Do you have a question about buying or selling a home? Do you want to know where your next move should be? Email Jacob Passy at [email protected].
What a stressful situation this must be for you and your husband. Deciding whether to buy a home or not is already a momentous choice, and I can only imagine how much more difficult it is given the time crunch involved. The good news is that whatever decision you do end up making, you’ve got advanced notice and can prepare, mentally and financially.
You’re right to be approaching this offer cautiously and skeptically. It seems you have two distinct concerns: Should you buy a home? And if so, should you buy this home?
When it comes to the latter question: Your landlord likely needs you more than you need him. If you agreed to buy from him, he wouldn’t need to worry about hiring an agent to list the home. He could save money on the repairs he’d likely need to do to get it in tip-top shape for selling. And because there would be no gap in occupancy, he wouldn’t facing losing rental income from the home sitting vacant.
‘Your landlord likely needs you more than you need him.’
There could be benefits to you from buying the home you’re renting — though some depend on how motivated your landlord is. You have the inside scoop on this home.
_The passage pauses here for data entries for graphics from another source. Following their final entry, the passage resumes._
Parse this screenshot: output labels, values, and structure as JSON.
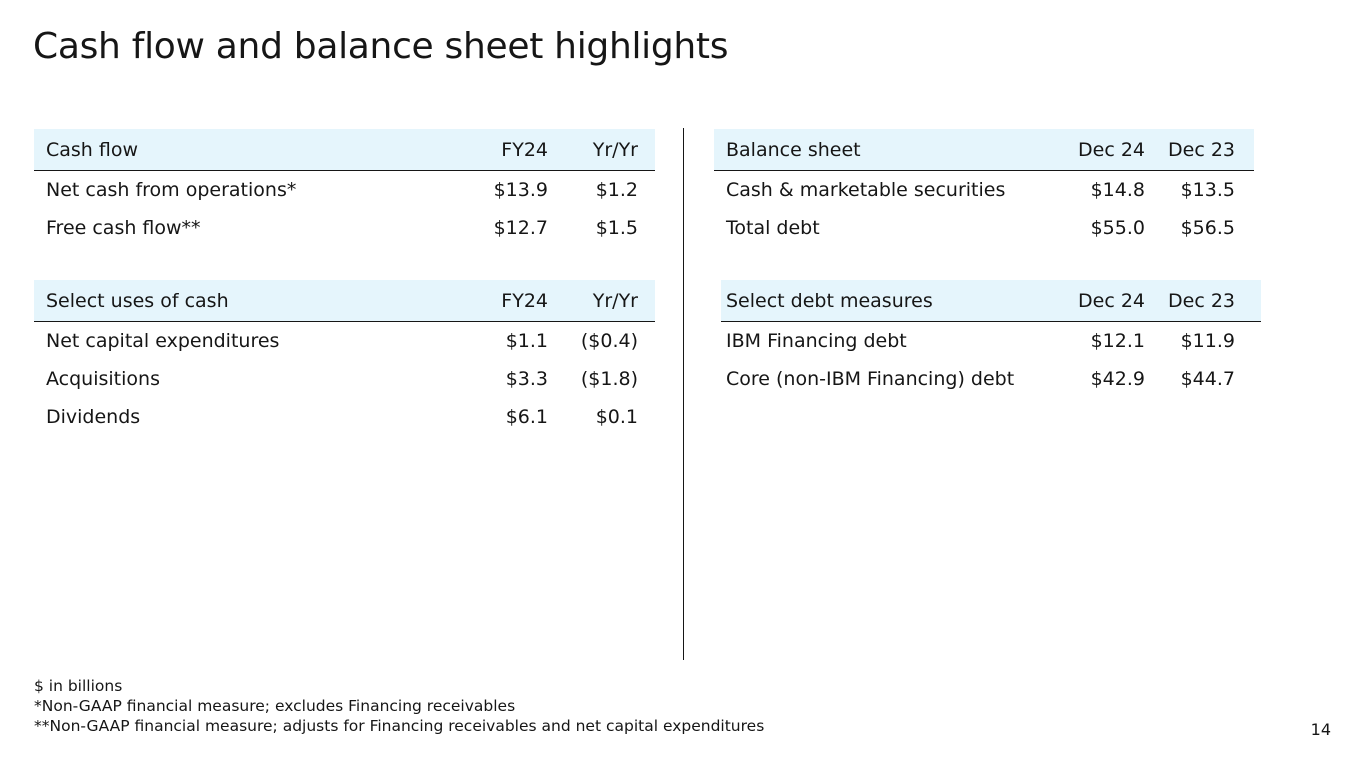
{
  "title": "Cash flow and balance sheet highlights",
  "cash_flow": {
    "header": {
      "label": "Cash flow",
      "col1": "FY24",
      "col2": "Yr/Yr"
    },
    "rows": [
      {
        "label": "Net cash from operations*",
        "col1": "$13.9",
        "col2": "$1.2"
      },
      {
        "label": "Free cash flow**",
        "col1": "$12.7",
        "col2": "$1.5"
      }
    ]
  },
  "uses_of_cash": {
    "header": {
      "label": "Select uses of cash",
      "col1": "FY24",
      "col2": "Yr/Yr"
    },
    "rows": [
      {
        "label": "Net capital expenditures",
        "col1": "$1.1",
        "col2": "($0.4)"
      },
      {
        "label": "Acquisitions",
        "col1": "$3.3",
        "col2": "($1.8)"
      },
      {
        "label": "Dividends",
        "col1": "$6.1",
        "col2": "$0.1"
      }
    ]
  },
  "balance_sheet": {
    "header": {
      "label": "Balance sheet",
      "col1": "Dec 24",
      "col2": "Dec 23"
    },
    "rows": [
      {
        "label": "Cash & marketable securities",
        "col1": "$14.8",
        "col2": "$13.5"
      },
      {
        "label": "Total debt",
        "col1": "$55.0",
        "col2": "$56.5"
      }
    ]
  },
  "debt_measures": {
    "header": {
      "label": "Select debt measures",
      "col1": "Dec 24",
      "col2": "Dec 23"
    },
    "rows": [
      {
        "label": "IBM Financing debt",
        "col1": "$12.1",
        "col2": "$11.9"
      },
      {
        "label": "Core (non-IBM Financing) debt",
        "col1": "$42.9",
        "col2": "$44.7"
      }
    ]
  },
  "footnotes": [
    "$ in billions",
    "*Non-GAAP financial measure; excludes Financing receivables",
    "**Non-GAAP financial measure; adjusts for Financing receivables and net capital expenditures"
  ],
  "page_number": "14",
  "colors": {
    "header_bg": "#e5f5fc",
    "text": "#161616",
    "rule": "#161616"
  }
}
You know how good the shower’s water pressure is and where there’s a creaky floorboard. You’ve got a good rapport with the neighbors on the block. These are all the little details that a home buyer typically doesn’t have at their disposal when they make an offer.
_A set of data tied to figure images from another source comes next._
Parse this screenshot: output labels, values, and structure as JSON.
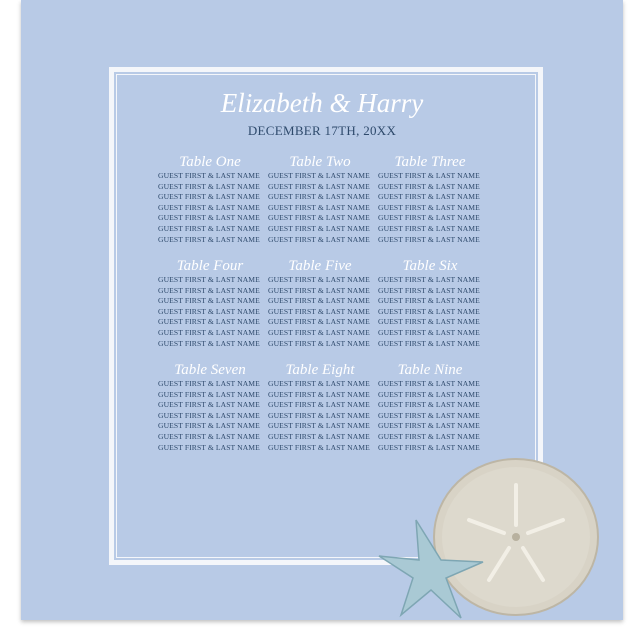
{
  "header": {
    "names": "Elizabeth & Harry",
    "date": "DECEMBER 17TH, 20XX"
  },
  "tables": [
    {
      "name": "Table One",
      "guests": [
        "GUEST FIRST & LAST NAME",
        "GUEST FIRST & LAST NAME",
        "GUEST FIRST & LAST NAME",
        "GUEST FIRST & LAST NAME",
        "GUEST FIRST & LAST NAME",
        "GUEST FIRST & LAST NAME",
        "GUEST FIRST & LAST NAME"
      ]
    },
    {
      "name": "Table Two",
      "guests": [
        "GUEST FIRST & LAST NAME",
        "GUEST FIRST & LAST NAME",
        "GUEST FIRST & LAST NAME",
        "GUEST FIRST & LAST NAME",
        "GUEST FIRST & LAST NAME",
        "GUEST FIRST & LAST NAME",
        "GUEST FIRST & LAST NAME"
      ]
    },
    {
      "name": "Table Three",
      "guests": [
        "GUEST FIRST & LAST NAME",
        "GUEST FIRST & LAST NAME",
        "GUEST FIRST & LAST NAME",
        "GUEST FIRST & LAST NAME",
        "GUEST FIRST & LAST NAME",
        "GUEST FIRST & LAST NAME",
        "GUEST FIRST & LAST NAME"
      ]
    },
    {
      "name": "Table Four",
      "guests": [
        "GUEST FIRST & LAST NAME",
        "GUEST FIRST & LAST NAME",
        "GUEST FIRST & LAST NAME",
        "GUEST FIRST & LAST NAME",
        "GUEST FIRST & LAST NAME",
        "GUEST FIRST & LAST NAME",
        "GUEST FIRST & LAST NAME"
      ]
    },
    {
      "name": "Table Five",
      "guests": [
        "GUEST FIRST & LAST NAME",
        "GUEST FIRST & LAST NAME",
        "GUEST FIRST & LAST NAME",
        "GUEST FIRST & LAST NAME",
        "GUEST FIRST & LAST NAME",
        "GUEST FIRST & LAST NAME",
        "GUEST FIRST & LAST NAME"
      ]
    },
    {
      "name": "Table Six",
      "guests": [
        "GUEST FIRST & LAST NAME",
        "GUEST FIRST & LAST NAME",
        "GUEST FIRST & LAST NAME",
        "GUEST FIRST & LAST NAME",
        "GUEST FIRST & LAST NAME",
        "GUEST FIRST & LAST NAME",
        "GUEST FIRST & LAST NAME"
      ]
    },
    {
      "name": "Table Seven",
      "guests": [
        "GUEST FIRST & LAST NAME",
        "GUEST FIRST & LAST NAME",
        "GUEST FIRST & LAST NAME",
        "GUEST FIRST & LAST NAME",
        "GUEST FIRST & LAST NAME",
        "GUEST FIRST & LAST NAME",
        "GUEST FIRST & LAST NAME"
      ]
    },
    {
      "name": "Table Eight",
      "guests": [
        "GUEST FIRST & LAST NAME",
        "GUEST FIRST & LAST NAME",
        "GUEST FIRST & LAST NAME",
        "GUEST FIRST & LAST NAME",
        "GUEST FIRST & LAST NAME",
        "GUEST FIRST & LAST NAME",
        "GUEST FIRST & LAST NAME"
      ]
    },
    {
      "name": "Table Nine",
      "guests": [
        "GUEST FIRST & LAST NAME",
        "GUEST FIRST & LAST NAME",
        "GUEST FIRST & LAST NAME",
        "GUEST FIRST & LAST NAME",
        "GUEST FIRST & LAST NAME",
        "GUEST FIRST & LAST NAME",
        "GUEST FIRST & LAST NAME"
      ]
    }
  ]
}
Plus, when a renter buys directly from the landlord, there may be other opportunities to save money, and not just by eliminating moving costs. You already have a set relationship with him, which could make negotiating easier. If he’s really interested in getting out quickly, he may be motivated to reduce the price if you ask or split some of the costs typically associated with a home purchase.
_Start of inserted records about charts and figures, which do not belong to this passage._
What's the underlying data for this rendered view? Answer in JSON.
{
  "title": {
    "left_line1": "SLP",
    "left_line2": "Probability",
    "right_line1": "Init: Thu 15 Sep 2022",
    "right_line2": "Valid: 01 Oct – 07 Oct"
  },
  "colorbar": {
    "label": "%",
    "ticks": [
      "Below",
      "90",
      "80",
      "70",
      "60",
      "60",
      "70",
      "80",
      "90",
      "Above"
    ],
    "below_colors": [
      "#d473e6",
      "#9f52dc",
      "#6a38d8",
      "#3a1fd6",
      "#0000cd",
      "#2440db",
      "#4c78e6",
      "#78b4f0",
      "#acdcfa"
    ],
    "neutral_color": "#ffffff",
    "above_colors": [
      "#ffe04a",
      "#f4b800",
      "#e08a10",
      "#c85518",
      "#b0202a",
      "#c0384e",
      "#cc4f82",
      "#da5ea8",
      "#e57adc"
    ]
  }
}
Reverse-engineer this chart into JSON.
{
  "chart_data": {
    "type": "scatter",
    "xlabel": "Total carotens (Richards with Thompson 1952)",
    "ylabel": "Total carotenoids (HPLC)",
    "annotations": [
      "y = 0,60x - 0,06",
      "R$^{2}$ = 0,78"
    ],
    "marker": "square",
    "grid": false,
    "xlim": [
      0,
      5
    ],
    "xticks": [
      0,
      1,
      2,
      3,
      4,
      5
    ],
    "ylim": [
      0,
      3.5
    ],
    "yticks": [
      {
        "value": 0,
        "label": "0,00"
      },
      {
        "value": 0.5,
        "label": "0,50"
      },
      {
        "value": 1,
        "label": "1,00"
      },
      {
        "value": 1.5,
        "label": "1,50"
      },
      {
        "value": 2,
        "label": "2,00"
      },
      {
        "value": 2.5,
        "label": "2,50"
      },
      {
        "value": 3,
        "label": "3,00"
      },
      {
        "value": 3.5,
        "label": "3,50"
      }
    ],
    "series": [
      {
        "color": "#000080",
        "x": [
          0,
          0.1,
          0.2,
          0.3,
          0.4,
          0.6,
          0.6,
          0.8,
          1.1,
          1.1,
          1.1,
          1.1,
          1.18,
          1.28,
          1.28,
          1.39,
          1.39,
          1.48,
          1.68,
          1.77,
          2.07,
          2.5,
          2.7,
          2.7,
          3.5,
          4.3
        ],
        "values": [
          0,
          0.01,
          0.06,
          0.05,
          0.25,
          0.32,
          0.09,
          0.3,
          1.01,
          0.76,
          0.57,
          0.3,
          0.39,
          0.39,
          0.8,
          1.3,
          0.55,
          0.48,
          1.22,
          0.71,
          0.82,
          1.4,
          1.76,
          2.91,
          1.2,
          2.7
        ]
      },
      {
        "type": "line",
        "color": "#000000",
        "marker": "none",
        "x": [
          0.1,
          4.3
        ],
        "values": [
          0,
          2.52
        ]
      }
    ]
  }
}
Landlords could have the upper hand in a sale
Of course, there can be disadvantages to buying the home you’re renting. You will be limiting yourself. Sure, you like your neighborhood, but what’s to say there isn’t a better home for you out there?
Your landlord could also pressure you to come to an agreement without the advice of a real-estate agent or attorney. I would recommend hiring one anyway — a Realtor’s fee likely would come out of the money your landlord would earn from selling the home, so it might reduce what he makes out of the deal. Having an agent and an attorney represent you will mean that there are professionals protecting your interests and ensuring you get the best possible deal.
Similarly, your landlord might ask you to forego the home inspection. While you have familiarity with the home and its potential flaws, I take it neither you nor your husband are trained contractors. A home inspector might find issues that you wouldn’t notice.
Approach buying a home before retirement with caution
As for your other, over-arching question: You’ll need to do some soul-searching and number-crunching to determine if buying a home is right for you. You and your husband are fast approaching retirement. You say you like your neighborhood and don’t want to move, but also question whether you want to stay in Wichita. If you think you’ll want to move elsewhere upon retirement, buying a home likely wouldn’t make financial sense.
Let’s say you’re of the mind that you’re going to stay in Wichita. From a financial perspective, you’re only a few years away from living on a fixed income. The cost of your monthly mortgage payments would be set if you buy, but other costs will vary such as property taxes insurance and maintenance.
As a starting point, look at what you’re paying in rent — is it manageable? Then get an estimate of what your monthly mortgage payment would.
If you’re already worried about the cost of your current rent, and the mortgage payment is greater, you should hold off on buying. Moving is always a pain, but it might be a necessarily evil depending on your finances.